7. Link the application using the new mapfile.

For C applications, type:

cc -Wl -M mapfile_name a.o b.o

For C++ applications, type:

CC -M omapfile_name a.o b.

For C applications, the -M option causes the compiler to pass -M mapfile_name to the linker.

For Fortran applications, type:

f77 -M mapfile_name a.o b.o

Comparing Runtime Experiment Samples

The Sampling Analyzer lets you simultaneously view data in multiple displays, so you can compare samples in an experiment. With multiple displays, you can:

• View different sets of samples in the same display option. For example, you can compare Histogram displays of sample 8 and sample 11.

• View one set of samples in different display options. For example, you can view samples 1-6 in the Histogram display and, in a second window, view the same samples in the Cumulative display.

• Compare samples from different experiments.

To view multiple displays:

1. Choose View > New Window to open a second Sampling Analyzer window.

2. In the new Sampling Analyzer window, choose data types, displays, and samples to examine, or load a second experiment if you wish.

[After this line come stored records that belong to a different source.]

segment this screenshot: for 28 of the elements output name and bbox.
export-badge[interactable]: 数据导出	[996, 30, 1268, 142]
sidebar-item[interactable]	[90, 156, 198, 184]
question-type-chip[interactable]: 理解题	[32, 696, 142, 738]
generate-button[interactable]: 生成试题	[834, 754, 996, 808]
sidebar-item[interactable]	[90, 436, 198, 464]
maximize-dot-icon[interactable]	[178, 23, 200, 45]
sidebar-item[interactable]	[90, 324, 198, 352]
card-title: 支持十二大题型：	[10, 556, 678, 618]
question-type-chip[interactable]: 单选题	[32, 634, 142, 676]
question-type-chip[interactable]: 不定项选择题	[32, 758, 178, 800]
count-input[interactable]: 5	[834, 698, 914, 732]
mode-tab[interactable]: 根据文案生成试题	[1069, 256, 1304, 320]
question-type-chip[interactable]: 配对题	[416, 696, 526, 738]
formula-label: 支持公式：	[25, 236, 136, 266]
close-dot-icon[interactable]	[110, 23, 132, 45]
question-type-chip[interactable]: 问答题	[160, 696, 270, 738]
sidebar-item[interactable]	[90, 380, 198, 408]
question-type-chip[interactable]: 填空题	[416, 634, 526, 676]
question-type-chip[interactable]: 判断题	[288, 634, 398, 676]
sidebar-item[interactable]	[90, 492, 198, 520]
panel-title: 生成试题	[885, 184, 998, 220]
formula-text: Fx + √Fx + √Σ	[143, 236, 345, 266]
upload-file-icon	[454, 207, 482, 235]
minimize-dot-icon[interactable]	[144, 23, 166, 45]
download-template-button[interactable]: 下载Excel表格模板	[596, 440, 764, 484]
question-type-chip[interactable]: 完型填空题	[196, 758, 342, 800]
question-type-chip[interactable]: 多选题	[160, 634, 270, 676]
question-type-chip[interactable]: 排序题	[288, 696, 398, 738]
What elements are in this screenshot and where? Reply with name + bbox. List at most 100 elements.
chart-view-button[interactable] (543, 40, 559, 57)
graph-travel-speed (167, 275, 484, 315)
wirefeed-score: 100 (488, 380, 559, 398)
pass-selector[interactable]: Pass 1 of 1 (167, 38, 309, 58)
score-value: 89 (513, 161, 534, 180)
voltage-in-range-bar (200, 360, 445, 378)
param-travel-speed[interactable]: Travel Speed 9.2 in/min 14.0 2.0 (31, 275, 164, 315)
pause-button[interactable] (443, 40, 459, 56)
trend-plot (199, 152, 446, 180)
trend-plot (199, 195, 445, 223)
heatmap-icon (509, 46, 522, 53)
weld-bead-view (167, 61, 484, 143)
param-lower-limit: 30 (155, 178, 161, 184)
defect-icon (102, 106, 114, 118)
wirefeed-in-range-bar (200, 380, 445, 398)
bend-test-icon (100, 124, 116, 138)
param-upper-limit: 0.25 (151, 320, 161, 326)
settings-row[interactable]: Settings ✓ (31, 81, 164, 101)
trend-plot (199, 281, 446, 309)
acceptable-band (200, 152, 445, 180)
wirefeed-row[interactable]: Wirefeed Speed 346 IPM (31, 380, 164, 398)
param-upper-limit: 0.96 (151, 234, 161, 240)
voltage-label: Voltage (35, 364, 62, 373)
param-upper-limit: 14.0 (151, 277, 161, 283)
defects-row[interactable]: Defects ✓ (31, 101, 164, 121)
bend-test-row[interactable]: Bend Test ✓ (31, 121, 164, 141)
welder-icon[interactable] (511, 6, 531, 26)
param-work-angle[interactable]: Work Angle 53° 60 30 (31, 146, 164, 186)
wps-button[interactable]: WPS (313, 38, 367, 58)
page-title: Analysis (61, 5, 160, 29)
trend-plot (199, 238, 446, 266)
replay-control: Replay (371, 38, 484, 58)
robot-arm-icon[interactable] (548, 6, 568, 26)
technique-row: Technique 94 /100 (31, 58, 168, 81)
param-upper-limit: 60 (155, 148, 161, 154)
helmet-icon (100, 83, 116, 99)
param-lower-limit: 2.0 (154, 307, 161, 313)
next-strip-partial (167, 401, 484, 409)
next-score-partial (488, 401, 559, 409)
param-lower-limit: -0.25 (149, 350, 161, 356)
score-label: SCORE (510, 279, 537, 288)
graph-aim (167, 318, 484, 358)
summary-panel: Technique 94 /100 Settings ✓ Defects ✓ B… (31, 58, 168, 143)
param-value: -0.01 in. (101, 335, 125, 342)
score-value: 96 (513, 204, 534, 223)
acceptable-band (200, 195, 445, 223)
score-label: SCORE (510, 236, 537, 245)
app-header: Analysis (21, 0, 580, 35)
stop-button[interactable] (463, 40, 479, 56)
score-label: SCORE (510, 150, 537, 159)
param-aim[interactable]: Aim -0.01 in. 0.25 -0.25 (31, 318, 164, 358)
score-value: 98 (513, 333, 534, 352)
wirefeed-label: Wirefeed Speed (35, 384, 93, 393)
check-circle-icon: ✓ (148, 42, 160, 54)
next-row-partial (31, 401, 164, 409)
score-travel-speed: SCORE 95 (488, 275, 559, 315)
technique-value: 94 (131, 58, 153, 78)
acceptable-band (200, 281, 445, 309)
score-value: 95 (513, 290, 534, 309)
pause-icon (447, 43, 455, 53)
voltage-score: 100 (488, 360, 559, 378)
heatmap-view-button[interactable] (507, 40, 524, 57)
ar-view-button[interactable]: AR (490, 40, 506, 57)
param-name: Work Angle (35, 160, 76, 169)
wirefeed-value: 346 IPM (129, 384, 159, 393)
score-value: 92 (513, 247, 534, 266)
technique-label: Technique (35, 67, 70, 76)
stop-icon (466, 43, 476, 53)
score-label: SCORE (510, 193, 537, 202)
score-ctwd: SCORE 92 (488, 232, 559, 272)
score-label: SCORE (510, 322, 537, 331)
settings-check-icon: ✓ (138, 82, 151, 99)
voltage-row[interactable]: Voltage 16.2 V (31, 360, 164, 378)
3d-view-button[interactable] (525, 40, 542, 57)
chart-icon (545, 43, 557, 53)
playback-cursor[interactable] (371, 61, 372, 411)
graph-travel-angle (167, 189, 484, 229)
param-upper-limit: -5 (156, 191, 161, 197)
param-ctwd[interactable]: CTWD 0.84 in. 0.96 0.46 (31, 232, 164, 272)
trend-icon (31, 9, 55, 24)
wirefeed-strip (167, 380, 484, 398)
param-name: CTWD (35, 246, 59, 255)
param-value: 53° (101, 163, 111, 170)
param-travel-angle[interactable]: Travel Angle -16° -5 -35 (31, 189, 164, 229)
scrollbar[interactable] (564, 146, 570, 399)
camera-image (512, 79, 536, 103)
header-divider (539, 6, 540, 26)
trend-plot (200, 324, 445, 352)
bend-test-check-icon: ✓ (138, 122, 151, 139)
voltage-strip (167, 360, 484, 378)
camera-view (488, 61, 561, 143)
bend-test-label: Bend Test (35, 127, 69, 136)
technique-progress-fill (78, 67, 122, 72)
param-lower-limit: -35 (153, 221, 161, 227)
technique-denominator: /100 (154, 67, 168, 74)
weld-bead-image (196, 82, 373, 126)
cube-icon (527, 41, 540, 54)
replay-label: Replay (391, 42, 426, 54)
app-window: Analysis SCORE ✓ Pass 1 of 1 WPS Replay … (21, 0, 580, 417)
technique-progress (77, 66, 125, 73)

   The new window does not inherit the settings of the first Sampling Analyzer window; it is set to the defaults with which the original Sampling Analyzer window started. Also, if you close or quit the original Sampling Analyzer window, all windows opened from that window close as well.

Printing Experiments

If you want to save a record of an experiment, you can print experiment data to either a printer or a file. The Sampling Analyzer allows you to print:

• A plain-text version of the current display

• A text summary of the experiment that gives average sample times for each data type and shows how frequently functions, modules, and segments are used

To print a plain-text version of the current display:

1. Choose Experiment > Print.

2. Select whether the data should be printed to a printer or a file, and indicate the printer name and number of copies, if applicable.

3. Click OK.

To print a plain text summary of the experiment:

1. Choose Experiment > Print Summary.

2. Select whether the summary data should be printed to a printer or a file, and indicate the printer name and number of copies, if applicable.

3. Click OK.

Exporting Experiment Data

The Sampling Analyzer allows you to export experiment data to an ASCII file to be used later by other programs.

To export experiment data to an ASCII file:

1. Choose Experiment > Export to open the Export dialog box.

2. Enter the directory and the name of the experiment data file to be exported.

3. Click OK to save the experiment data under the given file name.